Type 2 diabetes, which affects >0.5 billion people worldwide, results from the inability of beta cells in the pancreatic islets to provide the body with enough insulin to maintain blood glucose levels within the range for a healthy life.
A collaborative study led by Prof. Michele Solimena at the Technische Universität in Dresden as well as the Helmholtz Zentrum München, Dr. Anke M Schulte at Sanofi in Frankfurt, Dr. Mark Ibberson at the Swiss Institute of Bioinformatics (Lausanne) and Prof. Piero Marchetti at University of Pisa as part of the EU-Innovative Medicine Initiative (IMI) research consortium IMIDIA has identified a novel cluster of dysregulated genes in the pancreatic islets of patients with type 2 diabetes. These findings are now published in Diabetologia (the journal of the European Association for the Study of Diabetes [EASD]).

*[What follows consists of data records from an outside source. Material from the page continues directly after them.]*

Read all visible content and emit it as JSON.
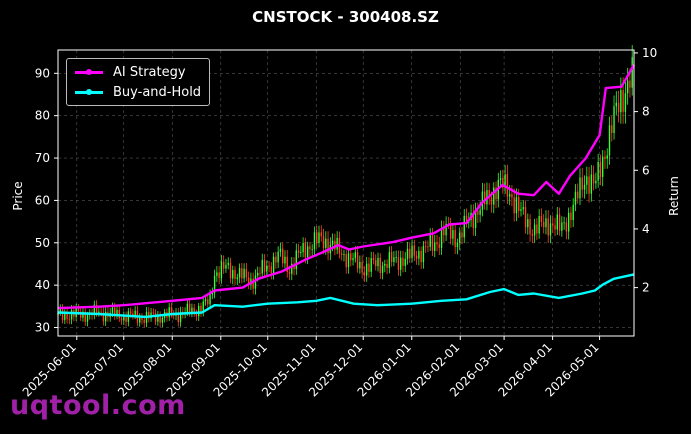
{
  "chart_data": {
    "type": "line",
    "title": "CNSTOCK - 300408.SZ",
    "ylabel": "Price",
    "y2label": "Return",
    "ylim": [
      28,
      95.5
    ],
    "y2lim": [
      0.35,
      10.1
    ],
    "yticks": [
      30,
      40,
      50,
      60,
      70,
      80,
      90
    ],
    "y2ticks": [
      2,
      4,
      6,
      8,
      10
    ],
    "xlim": [
      "2025-05-20",
      "2026-05-23"
    ],
    "xticks": [
      "2025-06-01",
      "2025-07-01",
      "2025-08-01",
      "2025-09-01",
      "2025-10-01",
      "2025-11-01",
      "2025-12-01",
      "2026-01-01",
      "2026-02-01",
      "2026-03-01",
      "2026-04-01",
      "2026-05-01"
    ],
    "grid": true,
    "legend_position": "top-left",
    "candles": {
      "up_color": "#33ff33",
      "down_color": "#ff4422",
      "points": [
        [
          "2025-05-20",
          33.0
        ],
        [
          "2025-06-01",
          33.0
        ],
        [
          "2025-06-15",
          33.5
        ],
        [
          "2025-07-01",
          32.8
        ],
        [
          "2025-07-15",
          32.3
        ],
        [
          "2025-08-01",
          33.0
        ],
        [
          "2025-08-15",
          34.0
        ],
        [
          "2025-08-25",
          36.0
        ],
        [
          "2025-08-28",
          43.0
        ],
        [
          "2025-09-05",
          44.0
        ],
        [
          "2025-09-20",
          41.0
        ],
        [
          "2025-10-01",
          44.5
        ],
        [
          "2025-10-08",
          47.0
        ],
        [
          "2025-10-15",
          44.0
        ],
        [
          "2025-10-25",
          49.0
        ],
        [
          "2025-11-05",
          51.0
        ],
        [
          "2025-11-12",
          49.0
        ],
        [
          "2025-11-20",
          47.0
        ],
        [
          "2025-12-01",
          44.0
        ],
        [
          "2025-12-10",
          45.0
        ],
        [
          "2025-12-20",
          45.5
        ],
        [
          "2026-01-01",
          47.0
        ],
        [
          "2026-01-15",
          49.5
        ],
        [
          "2026-01-22",
          53.0
        ],
        [
          "2026-01-30",
          51.0
        ],
        [
          "2026-02-10",
          57.0
        ],
        [
          "2026-02-20",
          61.0
        ],
        [
          "2026-02-25",
          64.0
        ],
        [
          "2026-03-05",
          62.0
        ],
        [
          "2026-03-12",
          56.5
        ],
        [
          "2026-03-20",
          53.0
        ],
        [
          "2026-03-30",
          55.0
        ],
        [
          "2026-04-06",
          53.0
        ],
        [
          "2026-04-15",
          59.0
        ],
        [
          "2026-04-22",
          66.0
        ],
        [
          "2026-04-28",
          63.0
        ],
        [
          "2026-05-03",
          70.0
        ],
        [
          "2026-05-08",
          76.0
        ],
        [
          "2026-05-14",
          84.0
        ],
        [
          "2026-05-20",
          88.0
        ],
        [
          "2026-05-23",
          89.0
        ]
      ]
    },
    "series": [
      {
        "name": "AI Strategy",
        "color": "#ff00ff",
        "axis": "right",
        "points": [
          [
            "2025-05-20",
            1.3
          ],
          [
            "2025-06-15",
            1.35
          ],
          [
            "2025-07-01",
            1.4
          ],
          [
            "2025-08-01",
            1.55
          ],
          [
            "2025-08-20",
            1.65
          ],
          [
            "2025-08-28",
            1.9
          ],
          [
            "2025-09-15",
            2.0
          ],
          [
            "2025-09-25",
            2.3
          ],
          [
            "2025-10-10",
            2.55
          ],
          [
            "2025-10-25",
            2.95
          ],
          [
            "2025-11-05",
            3.2
          ],
          [
            "2025-11-15",
            3.45
          ],
          [
            "2025-11-22",
            3.3
          ],
          [
            "2025-12-01",
            3.4
          ],
          [
            "2025-12-20",
            3.55
          ],
          [
            "2026-01-01",
            3.7
          ],
          [
            "2026-01-15",
            3.85
          ],
          [
            "2026-01-25",
            4.15
          ],
          [
            "2026-02-05",
            4.2
          ],
          [
            "2026-02-15",
            4.9
          ],
          [
            "2026-02-28",
            5.5
          ],
          [
            "2026-03-10",
            5.2
          ],
          [
            "2026-03-20",
            5.15
          ],
          [
            "2026-03-28",
            5.6
          ],
          [
            "2026-04-05",
            5.2
          ],
          [
            "2026-04-12",
            5.8
          ],
          [
            "2026-04-22",
            6.4
          ],
          [
            "2026-05-01",
            7.2
          ],
          [
            "2026-05-05",
            8.8
          ],
          [
            "2026-05-15",
            8.85
          ],
          [
            "2026-05-23",
            9.6
          ]
        ]
      },
      {
        "name": "Buy-and-Hold",
        "color": "#00ffff",
        "axis": "right",
        "points": [
          [
            "2025-05-20",
            1.15
          ],
          [
            "2025-06-15",
            1.1
          ],
          [
            "2025-07-15",
            1.0
          ],
          [
            "2025-08-01",
            1.1
          ],
          [
            "2025-08-20",
            1.15
          ],
          [
            "2025-08-28",
            1.4
          ],
          [
            "2025-09-15",
            1.35
          ],
          [
            "2025-10-01",
            1.45
          ],
          [
            "2025-10-20",
            1.5
          ],
          [
            "2025-11-01",
            1.55
          ],
          [
            "2025-11-10",
            1.65
          ],
          [
            "2025-11-25",
            1.45
          ],
          [
            "2025-12-10",
            1.4
          ],
          [
            "2026-01-01",
            1.45
          ],
          [
            "2026-01-20",
            1.55
          ],
          [
            "2026-02-05",
            1.6
          ],
          [
            "2026-02-20",
            1.85
          ],
          [
            "2026-03-01",
            1.95
          ],
          [
            "2026-03-10",
            1.75
          ],
          [
            "2026-03-20",
            1.8
          ],
          [
            "2026-04-05",
            1.65
          ],
          [
            "2026-04-20",
            1.8
          ],
          [
            "2026-04-28",
            1.9
          ],
          [
            "2026-05-03",
            2.1
          ],
          [
            "2026-05-10",
            2.3
          ],
          [
            "2026-05-23",
            2.45
          ]
        ]
      }
    ]
  },
  "watermark": "uqtool.com"
}
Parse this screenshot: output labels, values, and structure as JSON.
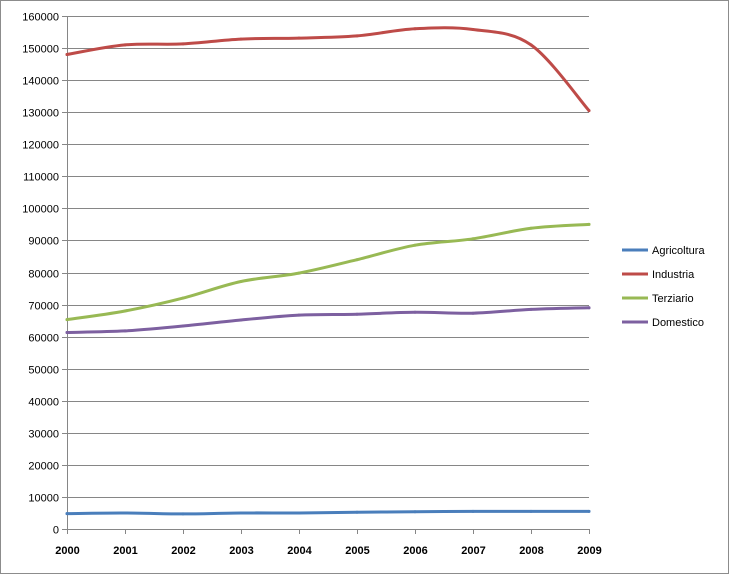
{
  "chart_data": {
    "type": "line",
    "title": "",
    "xlabel": "",
    "ylabel": "",
    "categories": [
      "2000",
      "2001",
      "2002",
      "2003",
      "2004",
      "2005",
      "2006",
      "2007",
      "2008",
      "2009"
    ],
    "ylim": [
      0,
      160000
    ],
    "yticks": [
      0,
      10000,
      20000,
      30000,
      40000,
      50000,
      60000,
      70000,
      80000,
      90000,
      100000,
      110000,
      120000,
      130000,
      140000,
      150000,
      160000
    ],
    "grid": true,
    "legend_position": "right",
    "series": [
      {
        "name": "Agricoltura",
        "color": "#4a7ebb",
        "values": [
          4800,
          5000,
          4700,
          5000,
          5000,
          5200,
          5400,
          5500,
          5500,
          5500
        ]
      },
      {
        "name": "Industria",
        "color": "#be4b48",
        "values": [
          148000,
          151000,
          151300,
          152800,
          153100,
          153800,
          156000,
          155800,
          151000,
          130500
        ]
      },
      {
        "name": "Terziario",
        "color": "#98b954",
        "values": [
          65300,
          68000,
          72000,
          77200,
          79800,
          84000,
          88500,
          90500,
          93800,
          95000
        ]
      },
      {
        "name": "Domestico",
        "color": "#7d60a0",
        "values": [
          61300,
          61800,
          63300,
          65200,
          66700,
          67000,
          67600,
          67300,
          68500,
          69000
        ]
      }
    ]
  }
}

The goal of the IMIDIA consortium, which involved 14 European academic institutions, large pharma companies and biotech firms from 02.2010 until 09.2016, was to identify novel paths for the regeneration, maintenance and protection of insulin-producing pancreatic beta cells as a mean to expedite the discovery of more effective strategies to prevent and treat diabetes. A main task of the IMIDIA consortium was to define which genes are abnormally expressed in islet beta cells of diabetic subjects compared to islet beta cells of non-diabetic subjects. The altered expression of these genes could account for beta cell failure in diabetes. For the first time, the investigators based their comparative gene expression analysis not only on islets collected from non-diabetic and diabetic organ donors, for which the availability of clinical information is limited, but also on islets from patients undergoing pancreatic surgery. For the latter subjects in depth medical information was available and the diabetic status could be accurately assessed immediately prior to surgery. This approach enabled therefore the assembly of the largest collection of islets from non-diabetic and diabetic subjects, but also access to islets from prediabetic individuals. The investigators identified in this way nineteen genes the expression of which was altered in islets of both diabetic organ donors as well as diabetic surgical patients, as compared with non-diabetic islets from these cohorts. Notably, nine of these nineteen genes had never been shown previously to be dysregulated in diabetic islets. On the other hand, the study could not find evidence for any of these genes to be dysregulated in islets of prediabetic subjects, hence suggesting that their altered expression is a consequence rather than the cause of beta cell failure in diabetes. Hence, future studies shall be devoted to discover which genes are dysregulated prior to the demise of the beta cells. For this purpose, more islets must be collected from prediabetic subjects and this is precisely one of the main tasks pursued by the recently launched EU-IMI consortium RHAPSODY, which includes all four teams leading the present IMIDIA study as partners.
“We believe that our data provides novel molecular insights into what is going wrong in diabetic beta cells and sets new standards for how studies in this field shall be carried out in the future. Ultimately, we are confident that our approach will provide a new view for how exposure of beta cells to nutrient overload wears their function overtime, hence impairing their ability to satisfy the excessive demand of insulin to maintain metabolic homeostasis” says Prof. Michele Solimena, one of the four leading investigators of this study.